If the nature of reality is one way, but what you want out of it is something else entirely, maybe you’ve got to reassess your wants. What can you do about them? Some people say: “Well, the choice is simply between following your desires, or totally denying your desires for true happiness.” But the Buddha was able to find a third way out, which was, on the one hand, looking at the nature of reality, the fact that it’s governed by cause and effect, and, on the other hand, asking how far you can push those laws of cause and effect. Can you work with them in such a way that they open up to a true happiness? That was the happiness he pursued, and that’s how he pursued it. That’s how he came up with the answers that he found for the larger issues, seeing his life in the perspective of those larger issues and then finding a realistic solution.

What’s interesting about his life story is that he didn’t look solely at his own problems in life, he looked at life in general. Looking at aging people, ill people, dead people, he realized that he himself was subject to the same fate. He was going to get old, he was going to grow ill, and he was going to die. If he had disdain for people like that, it wasn’t appropriate. And if he was pursuing a happiness that was headed in the direction of what would age, grow ill, and die, that, too, wasn’t appropriate.

The feeling that overcomes you when you think about these things is samvega. It’s different from grief. Grief is personal. Samvega is impersonal, universal. And it’s interesting that in his later teachings, when the Buddha talks about overcoming grief, the way out of grief is through samvega. You look at the happiness that you gain out of the objects of the senses—and that includes people and relationships—and you see the grief that comes when the happiness you had from these things changes. So instead of trying to turn from that grief by looking for pleasure in the senses, which is what most people do—they think that’s the only alternative—you let yourself think about the universality of all this. That’s what allows you to turn yourself, turn your thoughts, in another direction: What is it in the mind that keeps giving rise to this spark that desires birth? The Buddha said that that’s the cause of suffering: this drive for becoming.

I was talking this evening to someone about the Buddha’s take on happiness: Normal happiness is based on feeding. This person was saying that the solution would be to have lots of different food sources, so that if one food source is denied, you have lots of others to fall back on. But that’s really blind. There comes a point where all of those other food sources run out, too. What do you do then?

This is why the Buddha’s solution is to look for happiness that doesn’t depend on food sources. Of course, by “food” we’re talking about more than just physical food. We’re also talking about emotional food, the food of sensory contact, the food of our thoughts, the food of consciousness. All these things can dry up, they can all be threatened. You have to look for a happiness that lies outside of their range. It was the Buddha’s discovery that there is such a happiness, and it can be attained through human effort.

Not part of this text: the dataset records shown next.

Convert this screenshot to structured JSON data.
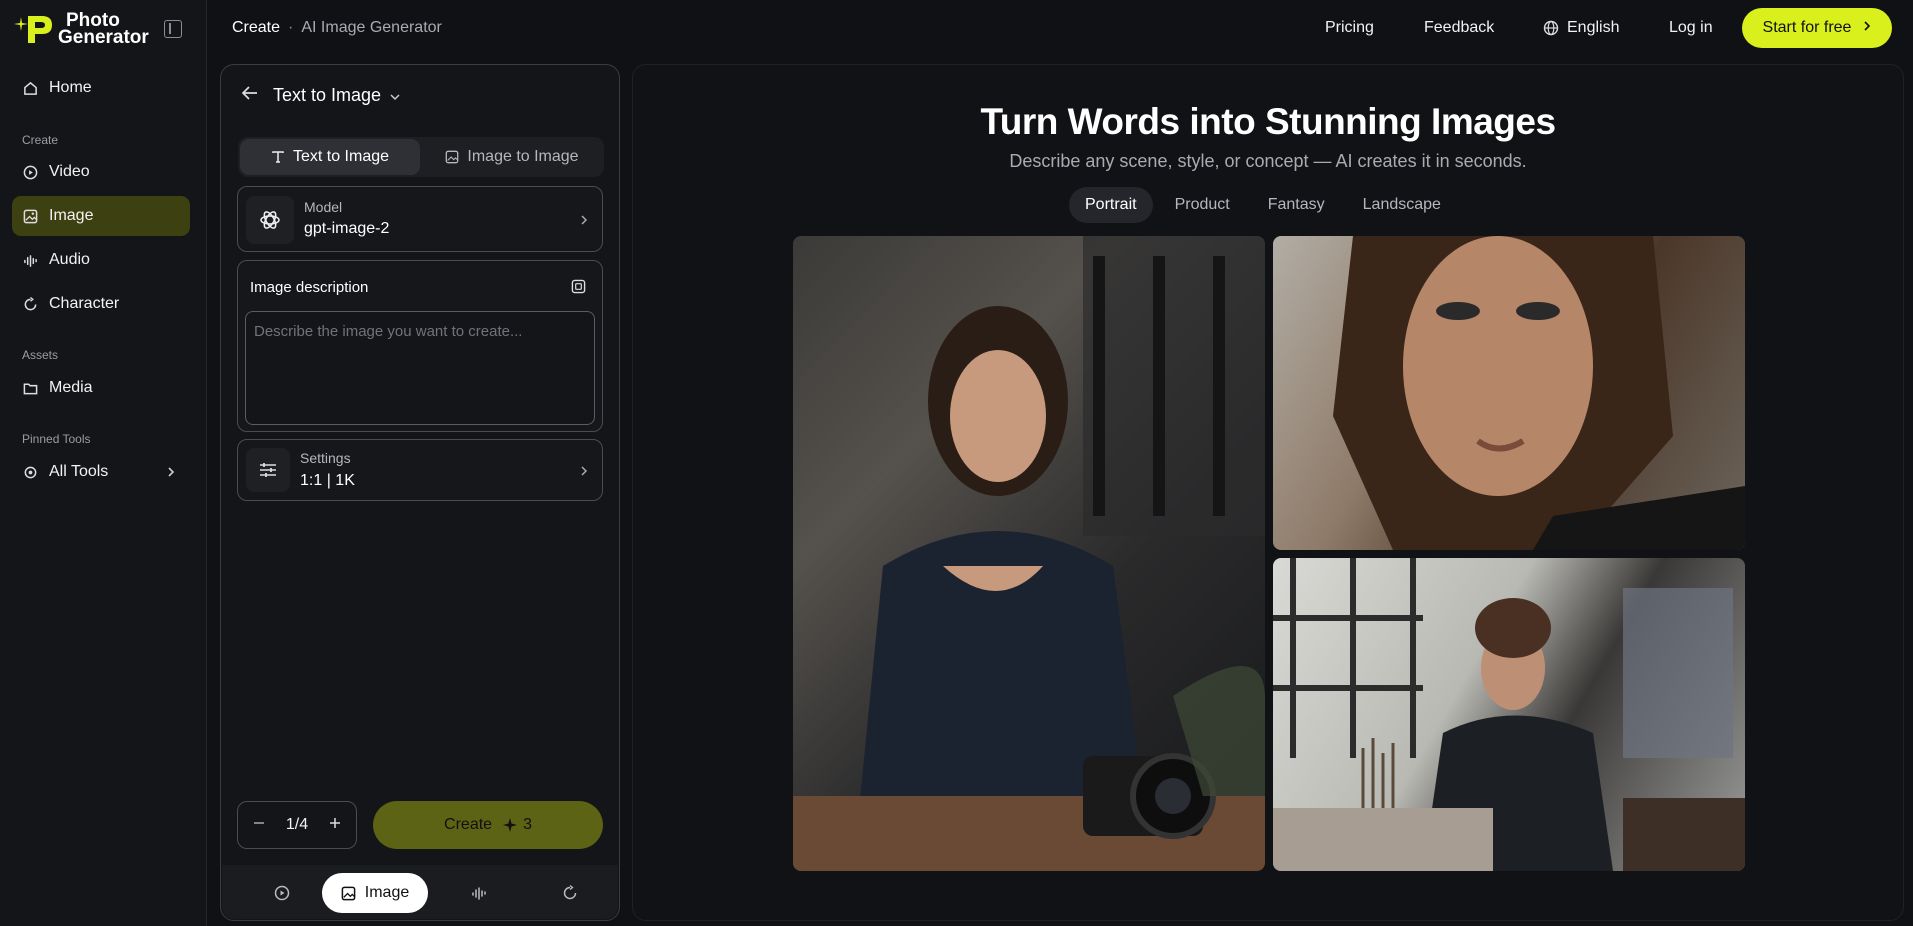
{
  "brand": {
    "line1": "Photo",
    "line2": "Generator",
    "accent_color": "#d9f01c"
  },
  "sidebar": {
    "home": "Home",
    "create_section": "Create",
    "create_items": [
      {
        "label": "Video",
        "icon": "video-icon"
      },
      {
        "label": "Image",
        "icon": "image-icon",
        "active": true
      },
      {
        "label": "Audio",
        "icon": "audio-icon"
      },
      {
        "label": "Character",
        "icon": "character-icon"
      }
    ],
    "assets_section": "Assets",
    "media": "Media",
    "pinned_section": "Pinned Tools",
    "all_tools": "All Tools"
  },
  "topbar": {
    "breadcrumb_root": "Create",
    "breadcrumb_separator": "·",
    "breadcrumb_current": "AI Image Generator",
    "pricing": "Pricing",
    "feedback": "Feedback",
    "language": "English",
    "login": "Log in",
    "start": "Start for free"
  },
  "panel": {
    "mode_title": "Text to Image",
    "tabs": [
      "Text to Image",
      "Image to Image"
    ],
    "model_label": "Model",
    "model_value": "gpt-image-2",
    "description_title": "Image description",
    "description_placeholder": "Describe the image you want to create...",
    "settings_label": "Settings",
    "settings_value": "1:1 | 1K",
    "count": "1/4",
    "create_label": "Create",
    "create_cost": "3",
    "bottom_image": "Image"
  },
  "showcase": {
    "title": "Turn Words into Stunning Images",
    "subtitle": "Describe any scene, style, or concept — AI creates it in seconds.",
    "tabs": [
      "Portrait",
      "Product",
      "Fantasy",
      "Landscape"
    ],
    "active_tab": "Portrait"
  }
}
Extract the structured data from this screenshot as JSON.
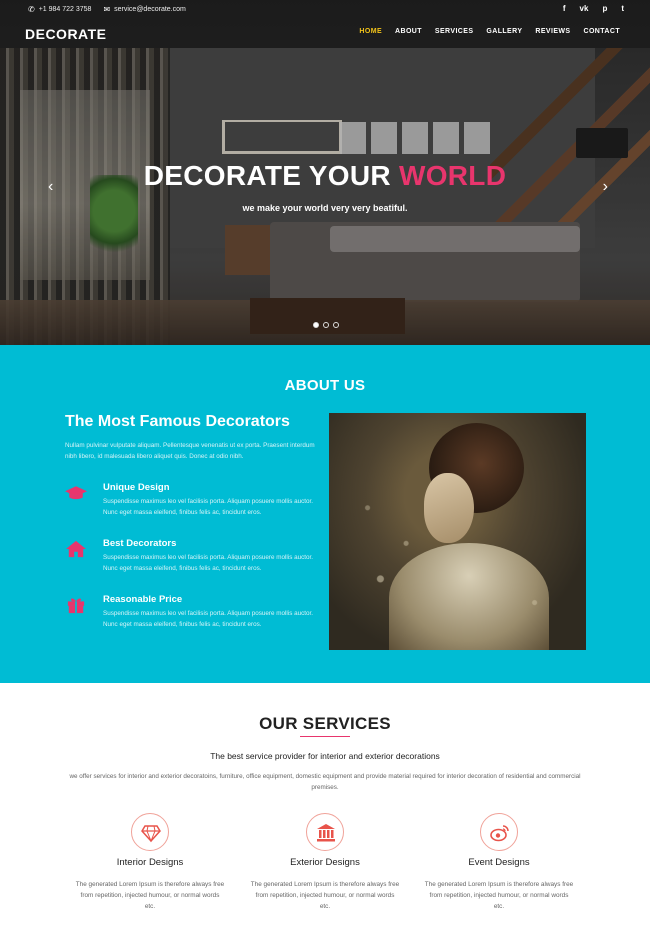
{
  "topbar": {
    "phone": "+1 984 722 3758",
    "email": "service@decorate.com",
    "phone_icon": "phone-icon",
    "email_icon": "envelope-icon",
    "social": [
      {
        "icon": "facebook-icon",
        "glyph": "f"
      },
      {
        "icon": "vk-icon",
        "glyph": "vk"
      },
      {
        "icon": "pinterest-icon",
        "glyph": "p"
      },
      {
        "icon": "twitter-icon",
        "glyph": "t"
      }
    ]
  },
  "nav": {
    "brand": "DECORATE",
    "items": [
      "HOME",
      "ABOUT",
      "SERVICES",
      "GALLERY",
      "REVIEWS",
      "CONTACT"
    ],
    "active": "HOME"
  },
  "hero": {
    "title_main": "DECORATE YOUR ",
    "title_accent": "WORLD",
    "subtitle": "we make your world very very beatiful.",
    "prev_glyph": "‹",
    "next_glyph": "›",
    "slides_total": 3,
    "slide_active": 1
  },
  "about": {
    "heading": "ABOUT US",
    "lead": "The Most Famous Decorators",
    "intro": "Nullam pulvinar vulputate aliquam. Pellentesque venenatis ut ex porta. Praesent interdum nibh libero, id malesuada libero aliquet quis. Donec at odio nibh.",
    "features": [
      {
        "icon": "graduation-cap-icon",
        "title": "Unique Design",
        "text": "Suspendisse maximus leo vel facilisis porta. Aliquam posuere mollis auctor. Nunc eget massa eleifend, finibus felis ac, tincidunt eros."
      },
      {
        "icon": "home-icon",
        "title": "Best Decorators",
        "text": "Suspendisse maximus leo vel facilisis porta. Aliquam posuere mollis auctor. Nunc eget massa eleifend, finibus felis ac, tincidunt eros."
      },
      {
        "icon": "gift-icon",
        "title": "Reasonable Price",
        "text": "Suspendisse maximus leo vel facilisis porta. Aliquam posuere mollis auctor. Nunc eget massa eleifend, finibus felis ac, tincidunt eros."
      }
    ]
  },
  "services": {
    "heading": "OUR SERVICES",
    "tagline": "The best service provider for interior and exterior decorations",
    "description": "we offer services for interior and exterior decoratoins, furniture, office equipment, domestic equipment and provide material required for interior decoration of residential and commercial premises.",
    "items": [
      {
        "icon": "diamond-icon",
        "title": "Interior Designs",
        "text": "The generated Lorem Ipsum is therefore always free from repetition, injected humour, or normal words etc."
      },
      {
        "icon": "bank-icon",
        "title": "Exterior Designs",
        "text": "The generated Lorem Ipsum is therefore always free from repetition, injected humour, or normal words etc."
      },
      {
        "icon": "weibo-icon",
        "title": "Event Designs",
        "text": "The generated Lorem Ipsum is therefore always free from repetition, injected humour, or normal words etc."
      }
    ]
  },
  "colors": {
    "accent_pink": "#e8356d",
    "about_bg": "#00bcd4",
    "nav_active": "#f2c31a",
    "service_icon": "#e8534a"
  }
}
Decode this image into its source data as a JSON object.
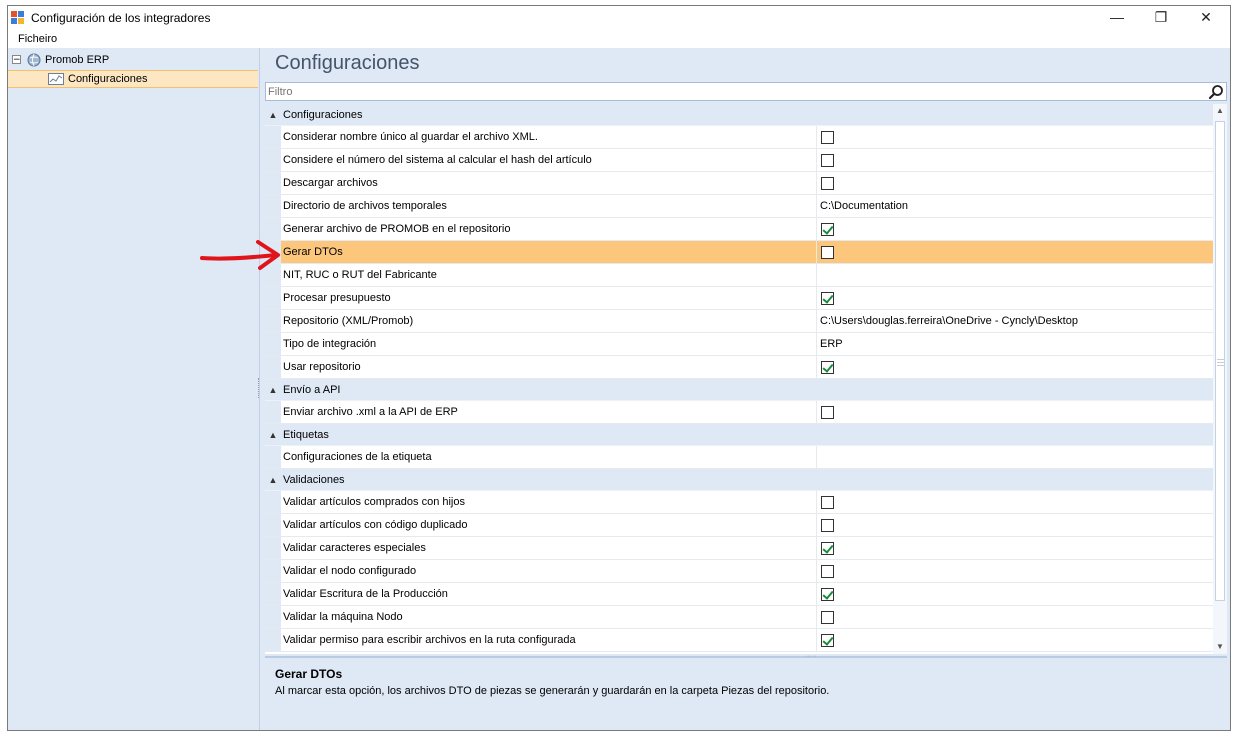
{
  "window": {
    "title": "Configuración de los integradores",
    "controls": {
      "minimize": "—",
      "restore": "❐",
      "close": "✕"
    }
  },
  "menu": {
    "items": [
      "Ficheiro"
    ]
  },
  "tree": {
    "root": {
      "label": "Promob ERP",
      "expander": "⊟"
    },
    "child": {
      "label": "Configuraciones"
    }
  },
  "main": {
    "title": "Configuraciones",
    "filter_placeholder": "Filtro"
  },
  "grid": {
    "categories": [
      {
        "label": "Configuraciones",
        "rows": [
          {
            "name": "Considerar nombre único al guardar el archivo XML.",
            "type": "checkbox",
            "checked": false
          },
          {
            "name": "Considere el número del sistema al calcular el hash del artículo",
            "type": "checkbox",
            "checked": false
          },
          {
            "name": "Descargar archivos",
            "type": "checkbox",
            "checked": false
          },
          {
            "name": "Directorio de archivos temporales",
            "type": "text",
            "value": "C:\\Documentation"
          },
          {
            "name": "Generar archivo de PROMOB en el repositorio",
            "type": "checkbox",
            "checked": true
          },
          {
            "name": "Gerar DTOs",
            "type": "checkbox",
            "checked": false,
            "selected": true
          },
          {
            "name": "NIT, RUC o RUT del Fabricante",
            "type": "text",
            "value": ""
          },
          {
            "name": "Procesar presupuesto",
            "type": "checkbox",
            "checked": true
          },
          {
            "name": "Repositorio (XML/Promob)",
            "type": "text",
            "value": "C:\\Users\\douglas.ferreira\\OneDrive - Cyncly\\Desktop"
          },
          {
            "name": "Tipo de integración",
            "type": "text",
            "value": "ERP"
          },
          {
            "name": "Usar repositorio",
            "type": "checkbox",
            "checked": true
          }
        ]
      },
      {
        "label": "Envío a API",
        "rows": [
          {
            "name": "Enviar archivo .xml a la API de ERP",
            "type": "checkbox",
            "checked": false
          }
        ]
      },
      {
        "label": "Etiquetas",
        "rows": [
          {
            "name": "Configuraciones de la etiqueta",
            "type": "text",
            "value": ""
          }
        ]
      },
      {
        "label": "Validaciones",
        "rows": [
          {
            "name": "Validar artículos comprados con hijos",
            "type": "checkbox",
            "checked": false
          },
          {
            "name": "Validar artículos con código duplicado",
            "type": "checkbox",
            "checked": false
          },
          {
            "name": "Validar caracteres especiales",
            "type": "checkbox",
            "checked": true
          },
          {
            "name": "Validar el nodo configurado",
            "type": "checkbox",
            "checked": false
          },
          {
            "name": "Validar Escritura de la Producción",
            "type": "checkbox",
            "checked": true
          },
          {
            "name": "Validar la máquina Nodo",
            "type": "checkbox",
            "checked": false
          },
          {
            "name": "Validar permiso para escribir archivos en la ruta configurada",
            "type": "checkbox",
            "checked": true
          }
        ]
      }
    ]
  },
  "description": {
    "title": "Gerar DTOs",
    "text": "Al marcar esta opción, los archivos DTO de piezas se generarán y guardarán en la carpeta Piezas del repositorio."
  },
  "colors": {
    "panel_bg": "#dfe9f5",
    "selected_row": "#fcc67d",
    "title_text": "#44546a",
    "annotation_arrow": "#e0141b"
  },
  "icons": {
    "filter": "search-icon",
    "app": "app-icon",
    "tree_root": "globe-icon",
    "tree_child": "chart-icon",
    "category_toggle": "collapse-icon",
    "annotation": "red-arrow-icon"
  }
}
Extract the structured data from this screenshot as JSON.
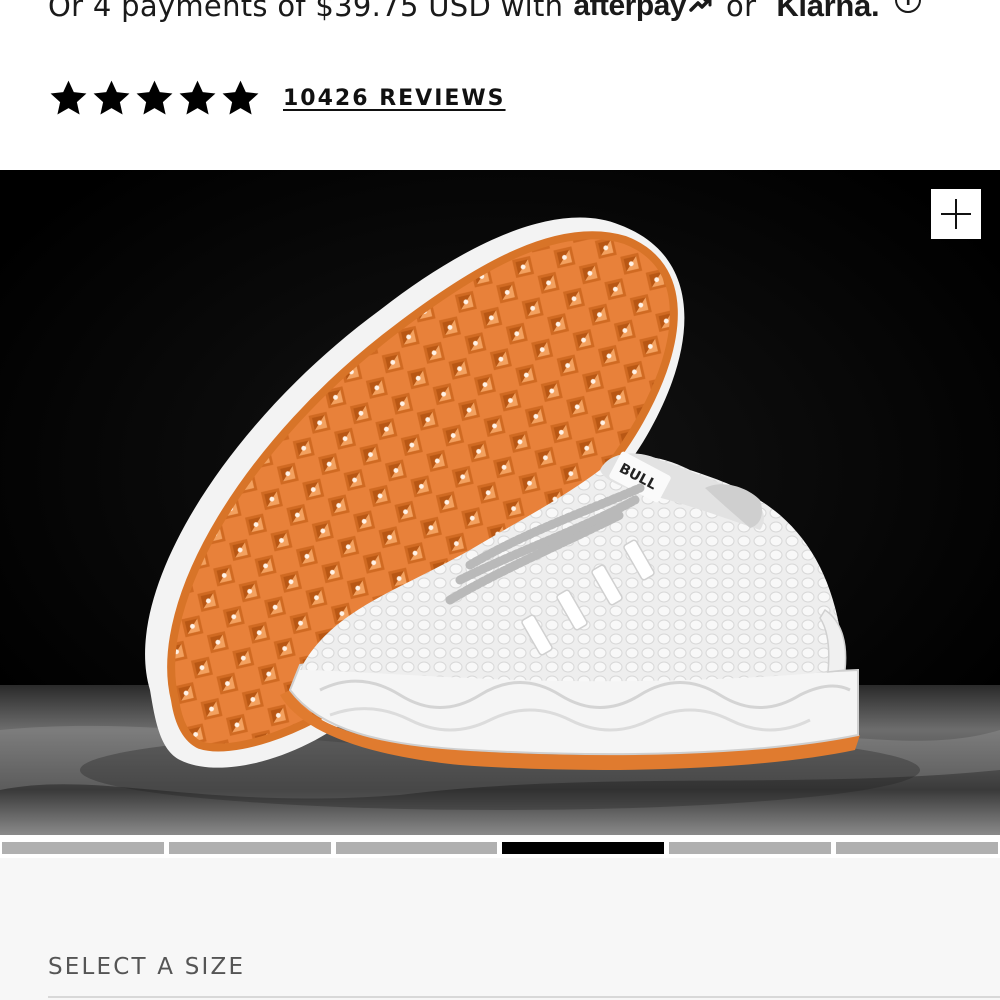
{
  "payments": {
    "text_before": "Or 4 payments of $39.75 USD with",
    "afterpay_label": "afterpay",
    "or_label": "or",
    "klarna_label": "Klarna.",
    "info_icon": "info-icon"
  },
  "rating": {
    "stars": 5,
    "star_icon": "star-icon",
    "reviews_label": "10426 REVIEWS"
  },
  "gallery": {
    "zoom_icon": "plus-icon",
    "brand_text": "BULL",
    "slides": 6,
    "active_slide": 4
  },
  "size": {
    "label": "SELECT A SIZE"
  },
  "colors": {
    "gum_sole": "#e07b2f",
    "shoe_white": "#efefef",
    "background": "#000000",
    "pager_inactive": "#b0b0b0",
    "pager_active": "#000000"
  }
}
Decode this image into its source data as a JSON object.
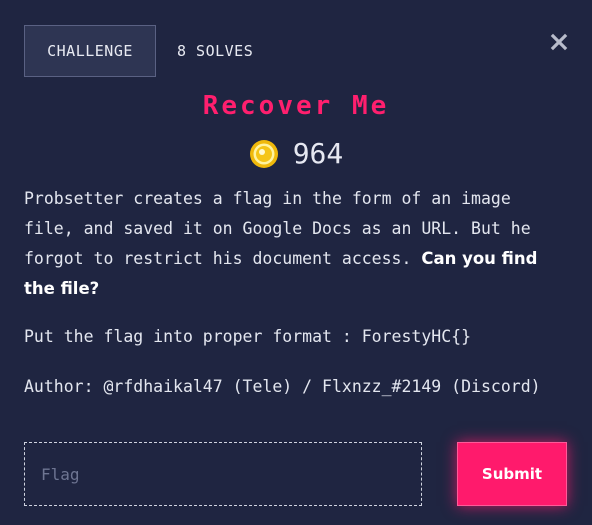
{
  "tabs": [
    {
      "label": "CHALLENGE",
      "active": true
    },
    {
      "label": "8 SOLVES",
      "active": false
    }
  ],
  "challenge": {
    "title": "Recover Me",
    "points": "964",
    "description_plain": "Probsetter creates a flag in the form of an image file, and saved it on Google Docs as an URL. But he forgot to restrict his document access. ",
    "description_bold": "Can you find the file?",
    "format_note": "Put the flag into proper format : ForestyHC{}",
    "author": "Author: @rfdhaikal47 (Tele) / Flxnzz_#2149 (Discord)"
  },
  "form": {
    "flag_placeholder": "Flag",
    "submit_label": "Submit"
  },
  "icons": {
    "close": "close-icon",
    "coin": "coin-icon"
  },
  "colors": {
    "background": "#1f2541",
    "accent": "#ff1a6c",
    "title": "#ff1f6e",
    "coin": "#f5c518"
  }
}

That’s what takes you beyond samvega, and on to a quality called pasada, which means confidence, a sense of inspiration in the path. And this traversal from individual grief, through samvega, to confidence, is a necessary part of the path as well. It’s the emotional side of the path. It’s what gives impetus to the practice. Without it, the practice simply becomes a means of stress control, stress management, stress reduction. You dabble in it enough to calm yourself down and relax a little bit, and then go back to your old ways. Which is not a solution. It’s just a Band-Aid. Often the Theravada path sounds very intellectual. But there is this emotional component as well. When you face disappointment, when you face separation, when you face grief, this is the way out: learning how to reflect on the general principles, the universality of grief, of separation. That’s what gives you the impetus to pursue the path with the ardency it requires.